Selon un article de Maka Angola sur Isabel dos Santos et la Sonangol, publié en mai 2016, Fidel Kiluange Assis Araújo (actionnaire n°1 selon le tableau ci-dessus) serait le « représentant légal» d'Isabel dos Santos. Il représenterait la milliardaire dans « plusieurs entreprises en Angola », d'après la même source. Isabel dos Santos a-t-elle eu le même recours dans le cas d'AV. Dans l'affirmative, il s'agirait donc d'un prête-nom.

Dans un article daté du 15 avril 2017, le quotidien angolais Folha 8 décrit Fidel Kiluange Assis Araujo comme « l'avocat angolais d'Isabel dos Santos». « Normalement, le processus d'enregistrement des sociétés d'Isabel dos Santos en Angola est fait par Fidel Kiluange, qui agit comme son avocat », écrit la même source. La Tribune Afrique a directement posé la question à la femme d'affaires angolaise sur le rôle, à ses côtés, de Fidel Kiluange.

«Isabel dos Santos est l'un des investisseurs du projet portuaire, avec une participation minoritaire et indirecte, par le biais d'une de ses entreprises.[...]Les noms des personnes dans le communiqué de presse du ministère sont des avocats et des fiduciaires qui travaillaient à l'incorporation d'Atlantic Ventures, des fournisseurs de services juridiques au groupe d'investisseurs [du port de Dande, ndlr] », confie la milliardaire à La Tribune Afrique.

Si sa participation est « minoritaire et indirecte », pourquoi une si forte levée de boucliers de la part d'Isabel dos Santos ? A la question de savoir si Fidel Kiluange est son avocat, elle répond : «Il est avocat et fournit des services juridiques à plusieurs sociétés et personnes».
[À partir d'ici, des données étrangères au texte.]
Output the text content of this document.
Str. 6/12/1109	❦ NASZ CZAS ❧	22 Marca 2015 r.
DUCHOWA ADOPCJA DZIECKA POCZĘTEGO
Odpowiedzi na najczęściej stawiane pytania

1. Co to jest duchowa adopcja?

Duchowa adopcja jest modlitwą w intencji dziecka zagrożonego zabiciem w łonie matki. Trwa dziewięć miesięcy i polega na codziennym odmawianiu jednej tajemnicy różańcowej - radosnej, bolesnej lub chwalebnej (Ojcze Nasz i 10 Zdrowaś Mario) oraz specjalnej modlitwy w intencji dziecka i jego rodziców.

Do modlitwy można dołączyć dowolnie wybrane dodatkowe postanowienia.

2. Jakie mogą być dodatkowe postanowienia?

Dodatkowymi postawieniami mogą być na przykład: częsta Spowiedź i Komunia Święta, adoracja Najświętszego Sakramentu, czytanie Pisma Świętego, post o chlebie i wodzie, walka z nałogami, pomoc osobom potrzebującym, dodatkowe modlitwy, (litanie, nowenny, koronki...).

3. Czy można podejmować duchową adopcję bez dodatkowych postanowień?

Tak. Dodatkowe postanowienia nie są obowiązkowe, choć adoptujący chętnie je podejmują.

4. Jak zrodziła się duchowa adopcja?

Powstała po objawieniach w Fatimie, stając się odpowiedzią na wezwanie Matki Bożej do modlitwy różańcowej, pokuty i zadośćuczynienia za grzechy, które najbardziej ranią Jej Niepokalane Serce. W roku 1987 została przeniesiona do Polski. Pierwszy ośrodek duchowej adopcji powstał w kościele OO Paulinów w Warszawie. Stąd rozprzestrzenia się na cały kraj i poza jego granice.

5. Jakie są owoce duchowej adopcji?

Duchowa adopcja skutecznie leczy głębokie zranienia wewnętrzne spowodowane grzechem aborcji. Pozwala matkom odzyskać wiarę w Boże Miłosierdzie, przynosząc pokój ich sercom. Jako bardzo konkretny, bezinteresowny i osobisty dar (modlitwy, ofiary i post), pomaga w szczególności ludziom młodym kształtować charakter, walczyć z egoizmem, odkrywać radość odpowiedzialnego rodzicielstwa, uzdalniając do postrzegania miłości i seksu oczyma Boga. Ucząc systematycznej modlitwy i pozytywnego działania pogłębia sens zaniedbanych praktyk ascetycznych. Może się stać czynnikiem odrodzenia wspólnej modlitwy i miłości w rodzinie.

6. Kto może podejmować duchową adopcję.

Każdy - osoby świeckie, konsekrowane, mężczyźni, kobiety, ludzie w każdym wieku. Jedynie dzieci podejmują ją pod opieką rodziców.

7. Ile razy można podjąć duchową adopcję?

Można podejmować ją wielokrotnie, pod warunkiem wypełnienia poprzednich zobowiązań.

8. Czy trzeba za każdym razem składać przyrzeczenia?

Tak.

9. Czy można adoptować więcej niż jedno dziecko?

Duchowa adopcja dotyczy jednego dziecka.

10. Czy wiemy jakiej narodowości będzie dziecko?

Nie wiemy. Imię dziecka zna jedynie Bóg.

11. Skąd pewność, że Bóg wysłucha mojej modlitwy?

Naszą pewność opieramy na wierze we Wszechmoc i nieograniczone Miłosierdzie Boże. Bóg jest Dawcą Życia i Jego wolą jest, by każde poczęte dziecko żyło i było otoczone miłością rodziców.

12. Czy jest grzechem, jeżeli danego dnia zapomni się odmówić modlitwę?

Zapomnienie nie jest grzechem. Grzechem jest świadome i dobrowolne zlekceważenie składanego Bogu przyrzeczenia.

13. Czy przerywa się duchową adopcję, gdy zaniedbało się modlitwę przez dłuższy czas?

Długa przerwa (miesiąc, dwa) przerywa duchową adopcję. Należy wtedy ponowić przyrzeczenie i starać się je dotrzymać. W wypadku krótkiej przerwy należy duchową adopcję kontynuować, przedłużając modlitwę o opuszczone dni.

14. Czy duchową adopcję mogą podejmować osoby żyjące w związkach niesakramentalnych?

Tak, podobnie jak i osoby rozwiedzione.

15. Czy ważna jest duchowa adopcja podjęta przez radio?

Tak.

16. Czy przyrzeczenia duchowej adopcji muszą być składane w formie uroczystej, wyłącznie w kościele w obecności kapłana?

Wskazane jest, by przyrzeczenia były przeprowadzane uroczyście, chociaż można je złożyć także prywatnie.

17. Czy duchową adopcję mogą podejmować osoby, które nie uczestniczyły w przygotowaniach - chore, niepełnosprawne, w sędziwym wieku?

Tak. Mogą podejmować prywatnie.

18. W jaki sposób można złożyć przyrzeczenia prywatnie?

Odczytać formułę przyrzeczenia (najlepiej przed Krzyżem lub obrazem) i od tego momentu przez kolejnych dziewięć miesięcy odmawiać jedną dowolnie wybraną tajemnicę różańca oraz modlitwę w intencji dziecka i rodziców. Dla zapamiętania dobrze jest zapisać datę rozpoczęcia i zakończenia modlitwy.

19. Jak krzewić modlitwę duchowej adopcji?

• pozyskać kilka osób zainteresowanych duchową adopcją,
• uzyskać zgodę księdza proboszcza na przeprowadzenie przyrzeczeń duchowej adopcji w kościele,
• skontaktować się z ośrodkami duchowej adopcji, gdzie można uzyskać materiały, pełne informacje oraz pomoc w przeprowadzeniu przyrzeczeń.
Toutefois, la démarche n'est pas illégale. Pour investir dans des entreprises jugées prometteuses, de nombreux hommes et femmes d'affaires, y compris en Afrique, font recours à des prête-noms ou mandataires. Et l'Angola ne fait pas exception. « Non pas du tout, il n'est pas interdit de se faire représenter légalement en Angola », reconnait dans un entretien avec La Tribune Afrique Carlos Rosado de Carvalho, économiste angolais, professeur à l'Université catholique d'Angola et directeur de l'hebdomadaire économique Expansao.

Des failles dans la loi ?

Pour ce qui est de l'illégitimité de l'attribution du projet à AV avancée par l'actuel gouvernement, Isabel dos Santos persiste et signe : « la loi sur les contrats publics n'est clairement pas applicable aux concessions dans le secteur des transports ».

La femme d'affaires fait valoir la deuxième édition du Manuel pratique des contrats publics en Angola publié en mars 2017 et disponible sur le site du ministère des Finances. Faisant référence au premier paragraphe de l'article 2 de la loi sur les marchés publics, le document à la page 17 stipule : «Dans certains secteurs, il y a des diplômes spéciaux définissant le système de formation des concessions, excluant l'application de la LCP [loi sur les contrats publics, NDLR]. Par exemple, les concessions dans le secteur pétrolier, le secteur des transports, le secteur du diamant aussi bien que le secteur des Jeux d'argent».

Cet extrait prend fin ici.